The door hung in place, but I was sure the shots had gone true. Shifting my aim I smashed a window, holding the sight just above the sill where a head would be apt to be. Then I shifted and broke another window, swinging the rifle further to fire at an ambitious cowhand who was trying to get a shot at me from the barn door.

I took aim at the top hinge again, and taking up the slack of the trigger, eased back. The rifle leaped in my hands and the door sagged. Hastily I shifted my aim to the lower hinge and finished it off with two more shots.

My position was perfect. I lay among rocks and brush on a bench overlooking the ranch yard, where the barn door, the rear of the house and every inch of the space around the bunkhouse door were visible. Nor was there any way for a man to slip out and get into the brush without exposing himself. There was no cover away from the ranch buildings.

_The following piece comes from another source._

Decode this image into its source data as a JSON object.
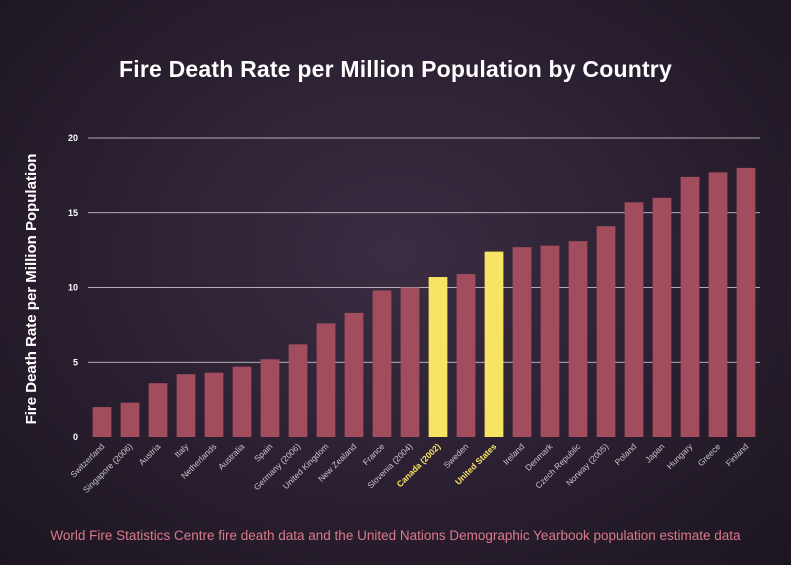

The door was open now, and I put two rifle bullets through the opening, heard a startled yelp from one of the men, then fired again, knocking more glass out of the window. Although I still had shells in the rifle, I took time out to refill the magazine.

Several minutes passed. I put the rifle down and rolled a smoke. Shifting my position to one more comfortable, I waited. A couple of tentative shots were fired from the house, both wide of my position.

One man suddenly ducked from the barn and darted toward a heavily planked water trough. I let him run, then as he dove behind the trough I put two bullets through it, right over his head, letting the water drain out over his head and shoulders. When he made a move, I put a bullet into the dirt beside him.

Waiting, I saw his rifle barrel come up. His position was a little better, but obviously he was trying to reach the corner of the corral from which he might outflank me. His rifle barrel was steadied against the post at the end of the trough. Taking careful aim at the edge of the post just above the rifle, I fired.